Женщины стояли, смущенно глядя друг на друга, Элиза обеими руками держала квадратную кожаную сумочку, и тут Делия заметила старика на дальней скамейке. Он притворялся, что увлечен журналом, но ее ему обмануть не удалось.
— Не хочешь пройтись? — спросила она Элизу.
— Можно, — жестко ответила сестра.
Она, наверное, злилась. Ну конечно, злилась. Бросив остатки обеда в мусорную корзину, Делия почувствовала себя маленькой девочкой, которая пытается скрыть какую-то проделку. Она почувствовала, что еще и краснеет. Ненавистная тонкая кожа всегда ее выдавала. Делия повесила сумку на плечо и пошла через площадь, Элиза шла на шаг позади, словно специально старалась подчеркнуть отсутствие собственной воли у Делии, нехватку у нее здравого смысла. Когда сестры дошли до улицы, Делия остановилась и повернулась к сестре.
— Наверно, ты считаешь, что мне не следовало этого делать, — начала она.
— Я этого не говорила. Я жду твоих объяснений.

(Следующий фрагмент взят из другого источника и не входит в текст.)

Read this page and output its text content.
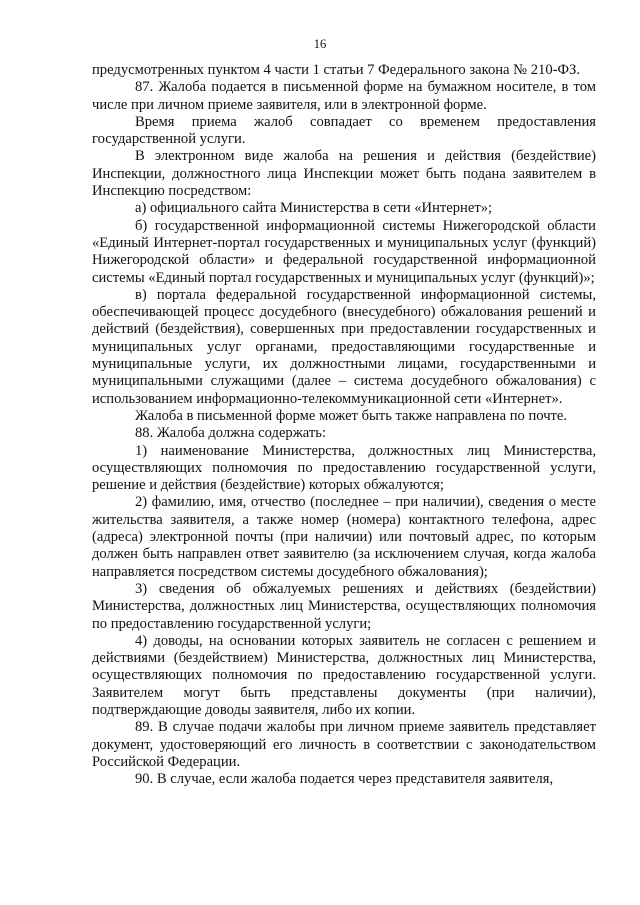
16

предусмотренных пунктом 4 части 1 статьи 7 Федерального закона № 210-ФЗ.

87. Жалоба подается в письменной форме на бумажном носителе, в том числе при личном приеме заявителя, или в электронной форме.

Время приема жалоб совпадает со временем предоставления государственной услуги.

В электронном виде жалоба на решения и действия (бездействие) Инспекции, должностного лица Инспекции может быть подана заявителем в Инспекцию посредством:

а) официального сайта Министерства в сети «Интернет»;

б) государственной информационной системы Нижегородской области «Единый Интернет-портал государственных и муниципальных услуг (функций) Нижегородской области» и федеральной государственной информационной системы «Единый портал государственных и муниципальных услуг (функций)»;

в) портала федеральной государственной информационной системы, обеспечивающей процесс досудебного (внесудебного) обжалования решений и действий (бездействия), совершенных при предоставлении государственных и муниципальных услуг органами, предоставляющими государственные и муниципальные услуги, их должностными лицами, государственными и муниципальными служащими (далее – система досудебного обжалования) с использованием информационно-телекоммуникационной сети «Интернет».

Жалоба в письменной форме может быть также направлена по почте.

88. Жалоба должна содержать:

1) наименование Министерства, должностных лиц Министерства, осуществляющих полномочия по предоставлению государственной услуги, решение и действия (бездействие) которых обжалуются;

2) фамилию, имя, отчество (последнее – при наличии), сведения о месте жительства заявителя, а также номер (номера) контактного телефона, адрес (адреса) электронной почты (при наличии) или почтовый адрес, по которым должен быть направлен ответ заявителю (за исключением случая, когда жалоба направляется посредством системы досудебного обжалования);

3) сведения об обжалуемых решениях и действиях (бездействии) Министерства, должностных лиц Министерства, осуществляющих полномочия по предоставлению государственной услуги;

4) доводы, на основании которых заявитель не согласен с решением и действиями (бездействием) Министерства, должностных лиц Министерства, осуществляющих полномочия по предоставлению государственной услуги. Заявителем могут быть представлены документы (при наличии), подтверждающие доводы заявителя, либо их копии.

89. В случае подачи жалобы при личном приеме заявитель представляет документ, удостоверяющий его личность в соответствии с законодательством Российской Федерации.

90. В случае, если жалоба подается через представителя заявителя,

Делия снова пошла вперед. Если бы она знала, что Элиза так внезапно объявится, то заранее придумала бы какие-нибудь оправдания. Смешно было ничего не объяснять.
— Мистер Садлер решил, что ты — жертва домашнего насилия, — сказала Элиза.
— Кто?
— Тот, кто чинит крышу. Вернон Садлер.
— Ах, Вернон! — Да, он, конечно же, видел газету.

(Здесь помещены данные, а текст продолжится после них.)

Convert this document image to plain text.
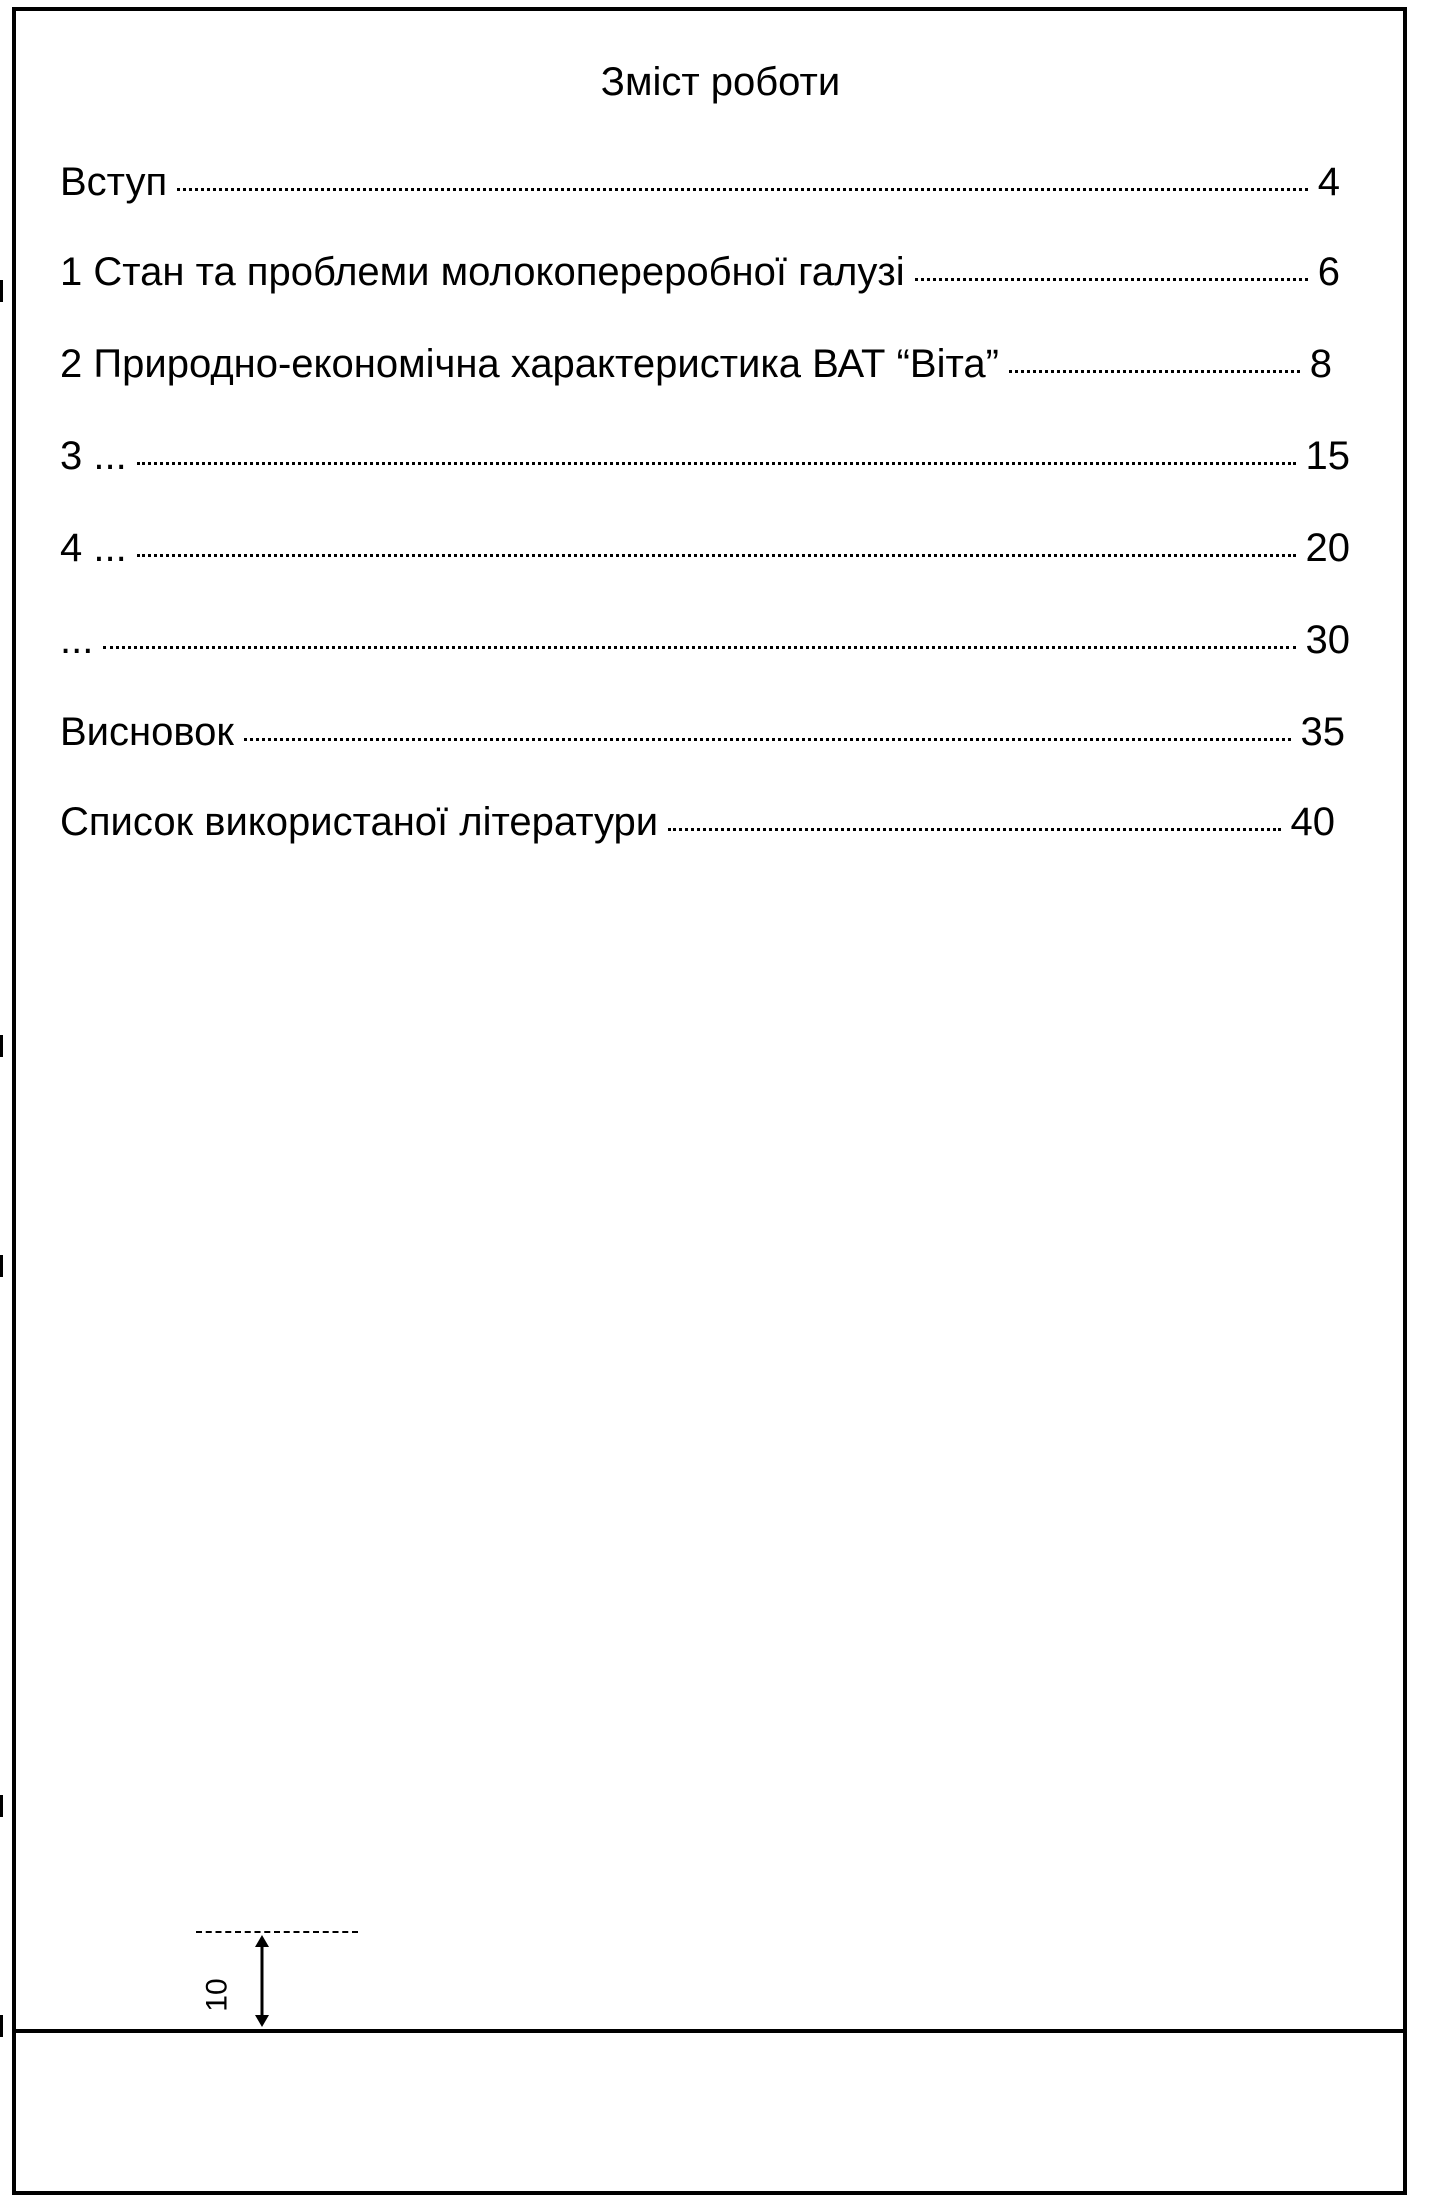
Зміст роботи
Вступ	4
1 Стан та проблеми молокопереробної галузі	6
2 Природно-економічна характеристика ВАТ “Віта”	8
3 ...	15
4 ...	20
...	30
Висновок	35
Список використаної літератури	40
10
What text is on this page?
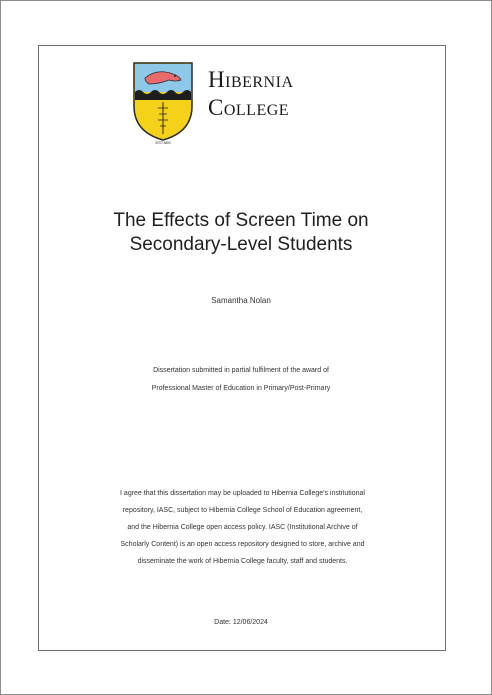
EST.MM
Hibernia
College
The Effects of Screen Time on
Secondary-Level Students
Samantha Nolan
Dissertation submitted in partial fulfilment of the award of
Professional Master of Education in Primary/Post-Primary
I agree that this dissertation may be uploaded to Hibernia College's institutional
repository, IASC, subject to Hibernia College School of Education agreement,
and the Hibernia College open access policy. IASC (Institutional Archive of
Scholarly Content) is an open access repository designed to store, archive and
disseminate the work of Hibernia College faculty, staff and students.
Date: 12/06/2024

Сестры перешли улицу и пошли в северном направлении. Делия собиралась зайти в магазин секонд-хенда, но теперь не знала, куда идти.
— Он позвонил нам в Балтимор, — сказала Элиза. — Спрашивал…
— Балтимор! Что вы делали в Балтиморе?
— Ну, после того как ты ушла, мы собрали вещи и поехали туда. Не думаешь же ты, что мы остались на пляже!
На самом деле Делия думала именно так. Но теперь она понимала, что это показалось бы странным: если бы все, как обычно, наносили солнцезащитный лосьон и деловито надували водные матрасы, в то время как полицейские натаскивали бы собак на ее тапочки.
— Мы сначала подумали, что ты сама вернулась в Балтимор, — говорила Элиза. — Можешь представить, как засуетились паркетчики, когда мы все ввалились в дом. А уж когда мы тебя там не нашли… Господи, слава богу, мистер Садлер позвонил. Он звонил прошлым вечером, спрашивал, хотел поговорить со мной лично, и, к счастью, я взяла трубку. Вот он и сказал, что готов поклясться, что не похищал тебя, но полиции это сказать побоялся. Он решил, что у тебя есть веские причины для того, чтобы убегать. Ты ведь вышла из его машины возле церкви, где оказывается помощь женщинам, которых бьют дома.